I walked so far that one of my trainers split, and I could feel the damp around my toes where the puddles were seeping in. But it didn’t bother me enough to buy new trainers or even tape up the hole. I just kept on walking, hoping to clear my mind of everything in it. The days were a blur and the nights were often tortuous. I slept rough more than once, and, as I bedded down on the pavement, I remembered the night I’d slept in the school boiler room as a little girl, desperate to escape the horrors at home. The problem now was that I was on the run from the horrors in my mind. But now, as then, sleeping outside held little threat for me.
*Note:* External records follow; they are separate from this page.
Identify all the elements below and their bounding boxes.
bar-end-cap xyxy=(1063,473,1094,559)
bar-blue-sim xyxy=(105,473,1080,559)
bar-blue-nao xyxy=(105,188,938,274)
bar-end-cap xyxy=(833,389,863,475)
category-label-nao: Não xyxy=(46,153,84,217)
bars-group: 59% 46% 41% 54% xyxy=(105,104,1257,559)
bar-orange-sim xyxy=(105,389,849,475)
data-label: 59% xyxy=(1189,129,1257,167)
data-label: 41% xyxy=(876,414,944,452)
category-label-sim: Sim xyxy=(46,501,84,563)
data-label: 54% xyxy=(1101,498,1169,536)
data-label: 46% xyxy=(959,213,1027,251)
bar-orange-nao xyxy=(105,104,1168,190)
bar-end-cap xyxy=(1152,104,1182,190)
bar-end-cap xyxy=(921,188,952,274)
Unsurprisingly, I had no real friends and I was surrounded by people who were drowning in their own problems, just as I was in mine.

As I spiralled, I considered drugs as a way out more than once, but I never went beyond smoking the odd spliff. Somehow, in the fog of my reality, I managed to say no. It just wasn’t my thing. I was a target for dealers and pimps, but again, I stood firm. Hidden underneath all the hurt was the spark of a survivor, still flickering. I have a hazy memory, late one night, of a bloke who became aggressive towards me, but I kneed him in the nuts and gave him a piece of my mind.